Community Kitchen

Doukhobor Community Kitchen Proposal


As submitted by Liana Zwick, YMC Rep USCC Kootenay South


The inspiration for beginning this initiative locally came from a documentary called “Cooked” by Michael Pollan. In his book and his TV series documentary (streaming on Netflix) Michael Pollan talks about his concern that we are too often turning to fast food outlets and prepared food aisles in grocery stores. He stresses the importance of getting back to home cooked meals. On his website he notes:


“As long as we let corporations do most of our cooking for us, our agriculture will continue to be dominated by giant monocultures of grain and animal factories. Big companies only know how to buy from big farms. That means the movement to build a more diversified and local agriculture can develop only so far unless people are willing to buy from those farms— and they will only buy from those farms if they’re cooking. In many ways, reforming American agriculture depends on rebuilding a culture of routine home cooking. I’ve come to think that cooking is a political act, with large consequences not only for ourselves but for the environment and agriculture as well. The decline of everyday home cooking doesn’t only damage the health of our bodies and our land but also our families, our communities, and our sense of how our eating connects us to the world. Our growing distance from any direct, physical engagement with the processes by which the raw stuff of nature gets transformed into a cooked meal is changing our understanding of what food is. Indeed, the idea that food has any connection to nature or human work or imagination is hard to accept when it arrives in a neat package, fully formed. Food becomes just another commodity, an abstraction. And as soon as that happens we become easy prey for corporations selling synthetic versions of the real thing—what I call edible food-like substances. We end up trying to nourish ourselves on images.

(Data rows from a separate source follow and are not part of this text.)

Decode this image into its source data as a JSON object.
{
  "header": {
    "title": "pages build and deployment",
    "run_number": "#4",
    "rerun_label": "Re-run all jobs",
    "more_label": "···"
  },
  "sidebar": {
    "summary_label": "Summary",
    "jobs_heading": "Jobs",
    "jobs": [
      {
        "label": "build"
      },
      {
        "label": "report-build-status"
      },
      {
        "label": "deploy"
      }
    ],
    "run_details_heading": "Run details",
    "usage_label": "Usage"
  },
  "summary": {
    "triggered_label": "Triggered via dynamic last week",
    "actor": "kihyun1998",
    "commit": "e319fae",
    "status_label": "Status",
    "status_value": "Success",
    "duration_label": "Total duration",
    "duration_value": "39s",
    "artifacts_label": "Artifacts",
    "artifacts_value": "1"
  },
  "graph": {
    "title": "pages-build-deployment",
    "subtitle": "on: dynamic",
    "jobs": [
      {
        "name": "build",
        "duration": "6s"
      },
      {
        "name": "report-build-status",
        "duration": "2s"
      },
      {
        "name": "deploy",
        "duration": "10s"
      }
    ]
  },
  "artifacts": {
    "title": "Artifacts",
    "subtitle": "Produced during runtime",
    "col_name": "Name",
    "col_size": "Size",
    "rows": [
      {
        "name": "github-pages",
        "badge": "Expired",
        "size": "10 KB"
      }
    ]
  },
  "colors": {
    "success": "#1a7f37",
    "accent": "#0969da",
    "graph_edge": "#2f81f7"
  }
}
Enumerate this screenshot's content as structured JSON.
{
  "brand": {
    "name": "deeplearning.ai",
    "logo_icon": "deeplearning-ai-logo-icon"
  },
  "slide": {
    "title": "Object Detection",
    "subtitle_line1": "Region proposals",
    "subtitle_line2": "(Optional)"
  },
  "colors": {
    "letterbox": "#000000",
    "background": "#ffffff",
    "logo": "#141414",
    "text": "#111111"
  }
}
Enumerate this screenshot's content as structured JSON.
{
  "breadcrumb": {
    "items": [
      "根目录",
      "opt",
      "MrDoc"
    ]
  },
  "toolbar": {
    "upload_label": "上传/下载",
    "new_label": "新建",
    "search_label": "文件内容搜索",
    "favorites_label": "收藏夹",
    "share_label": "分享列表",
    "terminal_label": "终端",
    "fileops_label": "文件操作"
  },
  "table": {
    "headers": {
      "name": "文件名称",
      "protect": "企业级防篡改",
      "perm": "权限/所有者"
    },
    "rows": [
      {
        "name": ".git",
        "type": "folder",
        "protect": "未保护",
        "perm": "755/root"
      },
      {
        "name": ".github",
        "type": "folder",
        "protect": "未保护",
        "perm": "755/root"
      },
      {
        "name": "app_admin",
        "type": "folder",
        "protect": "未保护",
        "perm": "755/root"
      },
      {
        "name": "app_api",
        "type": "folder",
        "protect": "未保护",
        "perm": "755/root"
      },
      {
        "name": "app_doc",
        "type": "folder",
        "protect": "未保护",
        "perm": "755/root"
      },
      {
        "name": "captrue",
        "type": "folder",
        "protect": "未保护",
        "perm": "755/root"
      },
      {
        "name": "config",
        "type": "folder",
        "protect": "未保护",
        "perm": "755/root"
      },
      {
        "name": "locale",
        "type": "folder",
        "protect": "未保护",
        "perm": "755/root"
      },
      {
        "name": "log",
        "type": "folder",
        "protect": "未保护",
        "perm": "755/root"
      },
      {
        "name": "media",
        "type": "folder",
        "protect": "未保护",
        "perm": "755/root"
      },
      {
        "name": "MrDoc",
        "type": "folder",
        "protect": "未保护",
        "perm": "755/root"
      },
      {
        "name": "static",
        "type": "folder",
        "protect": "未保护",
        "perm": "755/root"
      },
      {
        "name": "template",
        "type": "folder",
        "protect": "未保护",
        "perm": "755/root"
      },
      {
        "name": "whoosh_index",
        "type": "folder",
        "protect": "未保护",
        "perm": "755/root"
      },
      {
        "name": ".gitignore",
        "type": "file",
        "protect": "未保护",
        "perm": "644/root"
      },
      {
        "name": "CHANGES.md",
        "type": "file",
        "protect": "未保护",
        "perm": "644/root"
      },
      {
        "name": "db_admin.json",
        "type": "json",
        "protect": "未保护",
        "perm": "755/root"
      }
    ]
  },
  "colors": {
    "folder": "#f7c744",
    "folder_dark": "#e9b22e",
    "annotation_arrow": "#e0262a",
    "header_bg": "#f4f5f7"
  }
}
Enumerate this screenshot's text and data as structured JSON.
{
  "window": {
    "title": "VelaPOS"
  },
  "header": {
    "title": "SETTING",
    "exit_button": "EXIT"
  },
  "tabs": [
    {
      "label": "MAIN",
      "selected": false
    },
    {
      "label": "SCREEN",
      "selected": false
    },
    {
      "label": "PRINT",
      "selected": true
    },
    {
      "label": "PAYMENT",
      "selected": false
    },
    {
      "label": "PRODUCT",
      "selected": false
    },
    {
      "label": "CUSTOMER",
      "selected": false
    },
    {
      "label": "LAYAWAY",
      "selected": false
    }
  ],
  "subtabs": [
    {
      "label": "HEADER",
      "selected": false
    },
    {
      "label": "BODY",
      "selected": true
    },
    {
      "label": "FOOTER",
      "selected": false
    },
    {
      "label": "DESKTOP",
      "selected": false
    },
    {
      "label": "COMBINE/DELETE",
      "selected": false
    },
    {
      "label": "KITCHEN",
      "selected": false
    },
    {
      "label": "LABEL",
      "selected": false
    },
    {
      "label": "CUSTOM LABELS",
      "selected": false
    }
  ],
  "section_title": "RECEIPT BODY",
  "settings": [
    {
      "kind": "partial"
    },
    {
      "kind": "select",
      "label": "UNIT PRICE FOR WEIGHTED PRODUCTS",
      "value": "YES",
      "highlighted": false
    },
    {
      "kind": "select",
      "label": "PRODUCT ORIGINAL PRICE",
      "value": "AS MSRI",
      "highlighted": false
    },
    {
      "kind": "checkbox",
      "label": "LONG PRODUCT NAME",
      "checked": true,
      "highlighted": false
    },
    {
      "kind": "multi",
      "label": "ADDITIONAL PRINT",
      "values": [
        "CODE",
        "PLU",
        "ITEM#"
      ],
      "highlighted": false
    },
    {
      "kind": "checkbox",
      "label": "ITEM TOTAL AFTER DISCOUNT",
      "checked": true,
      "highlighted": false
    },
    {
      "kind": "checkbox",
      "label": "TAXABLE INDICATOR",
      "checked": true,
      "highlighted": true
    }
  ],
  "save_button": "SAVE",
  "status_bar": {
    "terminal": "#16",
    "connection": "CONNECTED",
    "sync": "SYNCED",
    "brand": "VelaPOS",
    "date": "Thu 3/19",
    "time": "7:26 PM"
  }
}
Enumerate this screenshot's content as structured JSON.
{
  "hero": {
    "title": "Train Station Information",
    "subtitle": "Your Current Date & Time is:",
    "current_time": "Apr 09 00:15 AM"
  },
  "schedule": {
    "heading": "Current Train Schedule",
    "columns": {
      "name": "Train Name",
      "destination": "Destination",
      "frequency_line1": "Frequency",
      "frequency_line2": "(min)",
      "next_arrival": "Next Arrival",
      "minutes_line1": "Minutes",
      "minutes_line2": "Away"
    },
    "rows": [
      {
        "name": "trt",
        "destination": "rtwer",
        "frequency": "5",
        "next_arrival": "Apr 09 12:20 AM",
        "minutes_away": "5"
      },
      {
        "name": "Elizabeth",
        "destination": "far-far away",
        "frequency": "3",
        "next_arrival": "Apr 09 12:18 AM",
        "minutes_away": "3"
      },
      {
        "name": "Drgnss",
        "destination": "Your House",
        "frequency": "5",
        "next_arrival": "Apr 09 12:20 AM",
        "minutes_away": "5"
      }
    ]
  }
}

I came to think that, by letting corporations cook for us, we have been robbed of one of the greatest satisfactions in life. Let’s take it back! “


A Community Kitchen model supports many of our Doukhobor Life concepts. One is the deeply engrained cultural value of community. Our forbears had often worked and lived in community. Through community we can learn to realize significant life goals through shared talent and efforts that are much more difficultly attained on an individual basis. Further, new ideas and new initiatives can help rejuvenate our organization’s goals.